A Técnica de Respiração do Lobo das Geadas, aprimorada ao quarto grau, também lhe garantia velocidade de ataque e agilidade para igualar-se ao assassino, que era mestre em velocidade.
E o Corte Cruzado Dourado de Levi impedia que o adversário mostrasse todo o seu potencial. A cada ataque, o poder das Ondas fazia o cavaleiro sentir que seus braços e músculos seriam esmagados por uma força invisível.
"Morra!" Levi sorriu friamente.
Deu um passo à frente, liberando todo o poder da Serpente Negra.
Uma massa densa de energia negra envolveu sua mão, com a qual agarrou, desarmado, a lâmina do cavaleiro intermediário.
"Como ousa?!" exclamou Bernard, incrédulo.

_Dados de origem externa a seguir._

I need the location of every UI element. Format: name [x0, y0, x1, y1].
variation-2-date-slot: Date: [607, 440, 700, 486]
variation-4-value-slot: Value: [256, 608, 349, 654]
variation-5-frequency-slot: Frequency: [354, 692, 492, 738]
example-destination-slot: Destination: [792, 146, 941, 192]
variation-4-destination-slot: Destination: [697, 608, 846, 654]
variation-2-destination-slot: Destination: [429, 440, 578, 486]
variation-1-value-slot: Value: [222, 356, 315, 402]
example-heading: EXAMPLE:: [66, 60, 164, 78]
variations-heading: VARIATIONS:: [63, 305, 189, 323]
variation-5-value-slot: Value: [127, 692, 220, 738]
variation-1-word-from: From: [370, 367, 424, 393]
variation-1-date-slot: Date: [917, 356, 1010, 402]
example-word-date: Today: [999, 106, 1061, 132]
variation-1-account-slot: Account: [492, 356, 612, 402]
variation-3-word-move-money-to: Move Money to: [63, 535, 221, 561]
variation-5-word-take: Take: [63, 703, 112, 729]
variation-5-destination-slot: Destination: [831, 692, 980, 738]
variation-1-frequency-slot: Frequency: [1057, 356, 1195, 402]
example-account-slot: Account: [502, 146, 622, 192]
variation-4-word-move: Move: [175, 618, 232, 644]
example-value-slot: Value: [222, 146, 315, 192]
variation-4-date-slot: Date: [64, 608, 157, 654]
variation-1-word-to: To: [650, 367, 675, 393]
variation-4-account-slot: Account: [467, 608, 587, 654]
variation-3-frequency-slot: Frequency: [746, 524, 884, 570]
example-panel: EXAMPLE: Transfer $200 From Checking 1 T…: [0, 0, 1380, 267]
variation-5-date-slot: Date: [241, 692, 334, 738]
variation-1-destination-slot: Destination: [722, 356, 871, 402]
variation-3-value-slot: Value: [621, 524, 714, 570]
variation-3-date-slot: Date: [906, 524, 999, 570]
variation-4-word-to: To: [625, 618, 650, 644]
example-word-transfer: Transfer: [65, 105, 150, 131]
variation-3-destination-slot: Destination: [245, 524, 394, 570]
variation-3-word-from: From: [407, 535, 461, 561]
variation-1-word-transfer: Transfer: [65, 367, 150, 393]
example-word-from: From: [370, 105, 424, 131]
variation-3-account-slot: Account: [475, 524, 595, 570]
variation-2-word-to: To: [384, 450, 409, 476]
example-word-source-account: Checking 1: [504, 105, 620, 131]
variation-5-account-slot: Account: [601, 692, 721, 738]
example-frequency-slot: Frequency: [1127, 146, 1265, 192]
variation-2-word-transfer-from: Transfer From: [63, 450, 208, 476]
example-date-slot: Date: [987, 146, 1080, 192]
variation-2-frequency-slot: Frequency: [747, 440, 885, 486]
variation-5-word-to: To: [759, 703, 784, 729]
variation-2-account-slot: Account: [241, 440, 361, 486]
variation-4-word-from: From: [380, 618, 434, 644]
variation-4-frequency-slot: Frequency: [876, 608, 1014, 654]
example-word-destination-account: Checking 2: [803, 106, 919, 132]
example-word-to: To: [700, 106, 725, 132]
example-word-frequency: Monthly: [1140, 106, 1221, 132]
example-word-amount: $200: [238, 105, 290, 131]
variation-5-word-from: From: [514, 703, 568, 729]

Não podia acreditar que Levi pegara a espada nua com as próprias mãos — era suicídio!
"Morra de uma vez! Minha lâmina está besuntada com o veneno mortal da víbora-marinha. Mesmo com tua defesa, não há quem resista ao seu corte!" Bernard zombou, vendo o sangue escorrer da mão de Levi.
Esse estava condenado. Nem mesmo a constituição de um cavaleiro suportaria o veneno da víbora-marinha, capaz de derrubar até um touro.
Mas Levi não se importava. Estava furioso: precisava descobrir de uma vez por todas quem queria sua cabeça.
Segurou firme a lâmina do assassino e puxou com força.
O adversário teve de soltar a espada, ou seria puxado para a morte por Levi.
"Louco... enlouqueceu, está sobrecarregando a técnica!" praguejou o assassino. Usara tudo o que sabia, mas nem assim conseguiu superar o oponente. Agora, desarmado, não tinha mais chance.
Decidiu recuar.
Aquele ataque tinha fracassado.
Fracasso ou não, o importante era sobreviver para lutar outro dia.
Na dúvida, fugir era a melhor opção.
Deu um salto, esquivando-se da lâmina de Levi, apoiou-se na parede e subiu ao telhado.
Aquele homem era mais ágil do que ele. Levi atravessou rapidamente um espaço aberto, observando de longe o assassino correndo e saltando pelos telhados.
Levi passou a lâmina do arco na espada recuperada, preparou o arco e, ao ver o assassino prestes a descer num beco escuro, disparou.
A flecha voou como o trovão, cortando o ar.
Um grito de dor ecoou, e o assassino despencou do telhado.